Pythonパッケージを公開するときに便利なツール/サービス
先日ja-timexというPythonパッケージを作成してPyPIに公開したのですが、開発に利用している便利なツールやサービスを紹介します。
Poetry
Pythonのパッケージ管理/依存解決ツールとして広く利用されはじめているPoetryですが、パッケージとして公開するための機能も優れています。
具体的には、以下の3ステップでPyPIにリリースすることができます。
$ poetry config pypi-token.pypi $pypi-token # 最初だけ
$ poetry build
$ poetry publish
従来setup.py
に記載していたパッケージ公開用の各種メタ情報はpyproject.toml
に記載します。
また、PyPIのテスト環境へのリリースもサポートしています。PyPIの本番環境では同じバーション番号のファイルをリリースできないため、ちょっとでも不具合があると1つバージョンを上げなければいけません。そういったミスを防ぐためにもtest.pypiで試すことは重要で、その負荷が少ないのも便利です。
$ poetry publish -r testpypi
Mkdocs
パッケージを広く使ってもらうために必要になるのがドキュメントの作成と公開ですが、色々と検討したなかでMkDocsが最も使い勝手が良く、自分のやりたいことをすべて満たしていました。主な特徴は以下の通りです。
- Markdownで書くことができる
- YAMLファイル1つで設定が完結
- テーマが豊富 (MkDocs Themes · mkdocs/mkdocs Wiki)
- CLIでローカル上にサーバを起動させたり、GitHub Pagesへのリリースができる
rstで書かなくて良いんですか!?やったー!という感じですが、それ以外にもとにかくMkdocsに乗っかっておけば、良い感じのデザインで簡単にインターネットに公開できるというのが特徴です。

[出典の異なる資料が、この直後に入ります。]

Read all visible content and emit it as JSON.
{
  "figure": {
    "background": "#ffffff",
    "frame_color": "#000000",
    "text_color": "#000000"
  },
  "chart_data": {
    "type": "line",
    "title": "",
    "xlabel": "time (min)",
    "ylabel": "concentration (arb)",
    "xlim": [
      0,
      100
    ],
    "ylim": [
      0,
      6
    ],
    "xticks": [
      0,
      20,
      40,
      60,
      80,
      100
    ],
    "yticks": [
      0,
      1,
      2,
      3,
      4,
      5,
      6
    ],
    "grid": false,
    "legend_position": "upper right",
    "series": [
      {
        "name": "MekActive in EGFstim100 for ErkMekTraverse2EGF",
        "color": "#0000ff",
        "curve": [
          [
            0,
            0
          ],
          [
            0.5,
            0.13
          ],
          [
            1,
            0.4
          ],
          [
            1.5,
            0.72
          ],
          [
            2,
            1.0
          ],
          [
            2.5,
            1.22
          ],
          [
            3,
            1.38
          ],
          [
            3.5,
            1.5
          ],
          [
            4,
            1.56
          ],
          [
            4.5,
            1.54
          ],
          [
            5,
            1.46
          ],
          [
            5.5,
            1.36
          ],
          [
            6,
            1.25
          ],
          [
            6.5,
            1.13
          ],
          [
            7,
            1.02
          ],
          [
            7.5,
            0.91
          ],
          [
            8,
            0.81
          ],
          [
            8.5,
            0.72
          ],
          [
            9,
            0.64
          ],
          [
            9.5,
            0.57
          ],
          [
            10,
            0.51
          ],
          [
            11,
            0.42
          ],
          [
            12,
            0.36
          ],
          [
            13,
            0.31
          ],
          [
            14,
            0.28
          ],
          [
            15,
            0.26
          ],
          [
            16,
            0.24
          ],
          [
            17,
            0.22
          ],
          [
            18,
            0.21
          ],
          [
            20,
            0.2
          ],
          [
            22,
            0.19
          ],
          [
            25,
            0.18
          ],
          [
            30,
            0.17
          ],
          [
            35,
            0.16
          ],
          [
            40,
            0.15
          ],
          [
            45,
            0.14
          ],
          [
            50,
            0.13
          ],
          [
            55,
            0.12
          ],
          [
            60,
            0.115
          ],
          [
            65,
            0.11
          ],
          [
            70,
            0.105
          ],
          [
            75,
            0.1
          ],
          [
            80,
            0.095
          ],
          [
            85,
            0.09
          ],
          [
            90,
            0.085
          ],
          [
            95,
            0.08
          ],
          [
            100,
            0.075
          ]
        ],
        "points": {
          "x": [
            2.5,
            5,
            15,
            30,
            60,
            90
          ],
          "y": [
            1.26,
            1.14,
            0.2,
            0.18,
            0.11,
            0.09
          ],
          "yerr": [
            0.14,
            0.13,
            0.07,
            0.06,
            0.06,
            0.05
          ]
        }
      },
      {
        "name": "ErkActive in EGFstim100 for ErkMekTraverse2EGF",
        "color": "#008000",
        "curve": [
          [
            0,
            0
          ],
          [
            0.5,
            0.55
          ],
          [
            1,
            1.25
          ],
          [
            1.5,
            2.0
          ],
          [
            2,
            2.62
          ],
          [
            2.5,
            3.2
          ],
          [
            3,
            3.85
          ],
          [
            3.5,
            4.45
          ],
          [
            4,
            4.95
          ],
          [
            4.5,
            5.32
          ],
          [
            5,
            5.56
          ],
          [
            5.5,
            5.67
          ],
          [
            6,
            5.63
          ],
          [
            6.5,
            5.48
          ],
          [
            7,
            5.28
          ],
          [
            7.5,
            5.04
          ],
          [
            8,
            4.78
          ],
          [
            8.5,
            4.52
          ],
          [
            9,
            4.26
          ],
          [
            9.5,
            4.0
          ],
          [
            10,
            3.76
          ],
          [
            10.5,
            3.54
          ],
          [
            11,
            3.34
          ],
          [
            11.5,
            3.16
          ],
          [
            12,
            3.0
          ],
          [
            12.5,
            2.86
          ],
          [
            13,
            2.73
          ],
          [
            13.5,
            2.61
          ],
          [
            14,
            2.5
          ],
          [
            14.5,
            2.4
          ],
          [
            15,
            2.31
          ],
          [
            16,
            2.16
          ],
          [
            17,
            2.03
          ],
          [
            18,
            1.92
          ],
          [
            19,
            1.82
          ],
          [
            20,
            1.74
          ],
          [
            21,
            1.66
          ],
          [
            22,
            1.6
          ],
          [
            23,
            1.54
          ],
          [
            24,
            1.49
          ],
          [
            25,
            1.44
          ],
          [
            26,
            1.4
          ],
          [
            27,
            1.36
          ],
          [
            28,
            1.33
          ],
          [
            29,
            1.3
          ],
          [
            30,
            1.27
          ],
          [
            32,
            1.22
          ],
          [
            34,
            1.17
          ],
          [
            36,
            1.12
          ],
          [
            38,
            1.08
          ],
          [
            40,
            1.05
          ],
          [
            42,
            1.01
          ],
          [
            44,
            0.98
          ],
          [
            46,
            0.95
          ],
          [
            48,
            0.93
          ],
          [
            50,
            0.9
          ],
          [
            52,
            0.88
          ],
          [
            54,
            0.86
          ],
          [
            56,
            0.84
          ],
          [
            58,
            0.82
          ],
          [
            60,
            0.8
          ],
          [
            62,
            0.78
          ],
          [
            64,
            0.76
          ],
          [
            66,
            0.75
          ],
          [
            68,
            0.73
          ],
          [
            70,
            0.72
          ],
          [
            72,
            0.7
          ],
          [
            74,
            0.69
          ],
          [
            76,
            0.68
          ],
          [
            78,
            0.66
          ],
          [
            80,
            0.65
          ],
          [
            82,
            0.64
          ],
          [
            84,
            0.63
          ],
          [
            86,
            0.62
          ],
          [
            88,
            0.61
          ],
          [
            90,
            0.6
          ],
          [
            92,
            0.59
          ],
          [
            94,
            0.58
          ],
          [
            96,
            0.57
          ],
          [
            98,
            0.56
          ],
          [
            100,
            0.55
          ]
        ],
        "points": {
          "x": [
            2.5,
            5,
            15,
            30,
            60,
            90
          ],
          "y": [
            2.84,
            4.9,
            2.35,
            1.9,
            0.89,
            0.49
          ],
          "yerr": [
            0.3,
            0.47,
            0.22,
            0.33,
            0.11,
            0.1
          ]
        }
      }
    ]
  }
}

現在の私のドキュメントサイトは、こんな感じになっています。
- ナビゲーションバー: 検索ボックスやGitHubへの情報表示&リンク
- 左サイドバー: サイト構造とページ一覧
- 右サイドバー: 表示しているページのTOC
- 中央: ページ内容(1つの
.md
ファイルの中身)
GitHub Actions
GitHubのCI/CDで、色々な作業をGitを使った開発と紐付けて実行してくれます。ここからはGitHub Actions関連です。
Release Drafter
GitHubでのリリース作成をサポートしてくれるツールです。マージされたPull Requestのリストを出力してDraft Releaseとして作成してくれます。また、テンプレートを使った出力テキストの編集ができたり、Pull Requestに付いたタグを元にリストのカテゴリ分けができたりと、GitHubによるPull Requestを基本とした開発に乗っかることでリリース作業が大幅に軽減できます。
こんな感じのDraftを自動作成してくれます。
また、ブランチ名や変更ファイルを元にPull Requestに自動でタグを付与してくれるautolabelerという機能もあり、こちらと連携するとよりPull Requestの整理とリリース文作成が捗ります。
PyPIへの自動リリース
PoetryはPyPIリリースに便利!という話でしたが、GitHub Actionsと連携しておくと、GitHubからリリースタグを打つだけで何も考えずにリリース作業が完了します。
on:
release:
types: [published]
[中略]
- name: Build and publish
env:
PYPI_TOKEN: ${{ secrets.PYPI_TOKEN }}
run: |
poetry config pypi-token.pypi $PYPI_TOKEN
poetry build
poetry publish
MkDocsの自動リリース
MkDocsもなるべく手動によるリリースから開放されたいので、docs/20210806
といった何もコミットしていないブランチを作成してプッシュすると、自動でMkDocsのビルド&リリースができます。
on:
push:
branches:
- 'docs/*'
[中略]
- name: Run mkdocs to build
run: cd docs; poetry run mkdocs build
- name: Deploy
uses: peaceiris/actions-gh-pages@v3
with:
personal_token: ${{ secrets.PERSONAL_TOKEN_DOCS }}
external_repository: ja-timex/docs
publish_branch: master
publish_dir: docs/site
今回はソースコードとドキュメントを同じレポジトリに含めておきたかったのと、GitHub PagesのURLをいい感じにしたかったので上記のような構成になっています。
ここではyagays/ja-timex
レポジトリでMkDocsのビルドをして作成された静的ファイルをja-timex/docs
レポジトリにコミットして公開しています。こうすることでhttps://ja-timex.github.io/docs/
というURLになります。
Carbon
最後におまけを1つ。Carbonは、コードを綺麗にハイライトして画像として保存できるサービスです。GitHubのREADMEやTwitterのサムネイルを作る際に便利です。